A série de animação acompanha David, um garoto da classe baixa que frequenta uma escola para estudantes de classe mais alta. Sua mãe se esforça para pagar a mensalidade, para que David quebre essa divisão de castas. Porém, uma tragédia empurra o jovem para os braços abertos do submundo, da raiva e de uma improvável relação com uma hacker que vive de pequenos crimes. Daí pra frente, a trama nos apresenta uma trupe de pessoas que vivem na beira da sociedade, coletando as migalhas de serviço sujo que escorrem das grandes corporações. Sempre há um peixe maior nessas águas, é preciso estar atento, mas esse grupo acabará se tornando a nova família de David.
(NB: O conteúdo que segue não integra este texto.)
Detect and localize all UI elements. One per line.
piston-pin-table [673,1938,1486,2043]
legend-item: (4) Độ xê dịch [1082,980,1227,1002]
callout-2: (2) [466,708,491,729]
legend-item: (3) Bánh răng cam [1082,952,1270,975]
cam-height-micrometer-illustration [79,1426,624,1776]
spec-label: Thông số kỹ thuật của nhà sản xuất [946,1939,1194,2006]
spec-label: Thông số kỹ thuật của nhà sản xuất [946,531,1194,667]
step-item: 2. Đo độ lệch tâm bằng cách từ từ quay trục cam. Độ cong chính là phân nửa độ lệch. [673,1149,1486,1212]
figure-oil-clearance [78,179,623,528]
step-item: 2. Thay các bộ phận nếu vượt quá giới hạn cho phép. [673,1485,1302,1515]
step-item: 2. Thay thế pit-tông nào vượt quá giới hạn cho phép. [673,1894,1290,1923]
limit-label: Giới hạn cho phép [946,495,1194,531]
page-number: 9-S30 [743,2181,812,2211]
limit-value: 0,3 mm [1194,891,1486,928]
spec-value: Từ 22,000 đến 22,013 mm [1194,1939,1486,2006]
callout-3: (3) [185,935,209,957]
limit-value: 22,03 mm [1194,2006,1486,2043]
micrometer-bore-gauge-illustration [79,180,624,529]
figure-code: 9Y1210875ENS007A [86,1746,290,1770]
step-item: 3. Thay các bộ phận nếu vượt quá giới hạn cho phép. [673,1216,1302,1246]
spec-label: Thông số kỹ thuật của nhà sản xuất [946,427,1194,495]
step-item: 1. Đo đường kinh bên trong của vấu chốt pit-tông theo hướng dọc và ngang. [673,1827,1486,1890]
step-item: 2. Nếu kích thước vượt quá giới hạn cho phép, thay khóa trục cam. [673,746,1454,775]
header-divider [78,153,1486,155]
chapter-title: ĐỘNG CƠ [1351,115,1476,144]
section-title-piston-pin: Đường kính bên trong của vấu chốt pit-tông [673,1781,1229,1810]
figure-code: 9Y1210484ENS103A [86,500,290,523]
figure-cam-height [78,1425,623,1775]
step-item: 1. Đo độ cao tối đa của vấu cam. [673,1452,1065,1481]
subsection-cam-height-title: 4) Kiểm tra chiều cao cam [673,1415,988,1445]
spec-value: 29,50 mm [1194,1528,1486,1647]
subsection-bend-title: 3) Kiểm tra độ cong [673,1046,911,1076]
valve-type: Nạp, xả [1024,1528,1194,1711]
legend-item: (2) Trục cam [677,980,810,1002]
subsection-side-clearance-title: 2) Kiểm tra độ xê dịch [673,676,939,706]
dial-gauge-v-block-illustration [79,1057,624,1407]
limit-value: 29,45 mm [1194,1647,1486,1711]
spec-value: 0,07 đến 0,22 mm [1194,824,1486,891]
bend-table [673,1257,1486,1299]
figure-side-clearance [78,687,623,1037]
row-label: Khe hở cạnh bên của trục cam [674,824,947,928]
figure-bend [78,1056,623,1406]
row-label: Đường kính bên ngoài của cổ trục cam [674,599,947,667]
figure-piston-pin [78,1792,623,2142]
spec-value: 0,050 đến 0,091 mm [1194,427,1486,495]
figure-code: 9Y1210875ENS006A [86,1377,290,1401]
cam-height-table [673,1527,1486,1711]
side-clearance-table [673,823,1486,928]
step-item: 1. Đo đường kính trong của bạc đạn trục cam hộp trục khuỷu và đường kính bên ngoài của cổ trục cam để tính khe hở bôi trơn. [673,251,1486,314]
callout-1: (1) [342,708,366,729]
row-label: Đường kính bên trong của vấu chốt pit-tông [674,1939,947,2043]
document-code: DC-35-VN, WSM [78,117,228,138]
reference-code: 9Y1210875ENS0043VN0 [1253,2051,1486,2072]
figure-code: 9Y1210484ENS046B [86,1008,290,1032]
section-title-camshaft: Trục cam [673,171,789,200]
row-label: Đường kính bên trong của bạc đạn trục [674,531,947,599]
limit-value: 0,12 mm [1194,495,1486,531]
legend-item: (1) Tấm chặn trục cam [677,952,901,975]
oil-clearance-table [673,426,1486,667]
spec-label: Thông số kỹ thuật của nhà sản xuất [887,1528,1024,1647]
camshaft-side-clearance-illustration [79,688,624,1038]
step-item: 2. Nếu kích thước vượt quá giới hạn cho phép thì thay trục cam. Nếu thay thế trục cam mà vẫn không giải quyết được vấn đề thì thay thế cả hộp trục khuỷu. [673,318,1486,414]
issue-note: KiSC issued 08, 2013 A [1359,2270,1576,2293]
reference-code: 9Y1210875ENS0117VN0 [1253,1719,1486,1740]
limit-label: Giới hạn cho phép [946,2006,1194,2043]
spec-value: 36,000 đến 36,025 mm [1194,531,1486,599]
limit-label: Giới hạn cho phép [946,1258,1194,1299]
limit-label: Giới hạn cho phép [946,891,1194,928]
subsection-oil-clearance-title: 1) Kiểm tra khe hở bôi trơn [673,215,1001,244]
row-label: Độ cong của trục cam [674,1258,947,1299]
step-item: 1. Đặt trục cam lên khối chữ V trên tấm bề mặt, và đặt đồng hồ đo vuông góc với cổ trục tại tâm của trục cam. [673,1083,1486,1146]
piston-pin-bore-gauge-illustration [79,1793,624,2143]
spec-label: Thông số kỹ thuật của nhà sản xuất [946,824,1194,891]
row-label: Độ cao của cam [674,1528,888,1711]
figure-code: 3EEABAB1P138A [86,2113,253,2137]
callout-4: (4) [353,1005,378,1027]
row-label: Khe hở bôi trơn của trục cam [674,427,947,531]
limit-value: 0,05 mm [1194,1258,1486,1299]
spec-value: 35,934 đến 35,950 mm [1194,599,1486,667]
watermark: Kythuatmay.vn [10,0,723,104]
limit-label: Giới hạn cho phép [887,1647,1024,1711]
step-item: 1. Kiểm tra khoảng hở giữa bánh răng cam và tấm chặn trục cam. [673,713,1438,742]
Cyberpunk-Edgerunners-Rebecca

Cyberpunk Edgerunners é inspirado no jogo Cyberpunk 2077, da CD Projekt, que, por sua vez, é inspirado no universo do RPG Cyberpunk 2020. Mídias distintas, atmosferas similares. Almas condenadas desde o começo matam e mutilam em busca de alguns dias a mais de sobrevivência, em busca do reconhecimento que a sociedade lhes nega, em busca de conforto, em busca de sentido, mesmo sabendo de antemão que serão chama, fadados a apagar ou consumirem a si mesmos. O que a animação injeta é uma estética ancorada nos animes, uma trilha sonora nervosa e cativante e cenas de ação que seriam impossíveis de serem feitas em um jogo eletrônico ou na imaginação do mestre de RPG mais febril.

Entretanto, Cyberpunk Edgerunners vai além das obras que o antecederam. Há algo de melancólico e trágico nessas vidas perdidas em segundos partidos. Mais do que números em uma planilha, esses personagens se revelam dramáticos. Baixada a adrenalina, o que sobra é a dor, a lágrima que não cai e a boca ligeiramente aberta com um palavrão contido.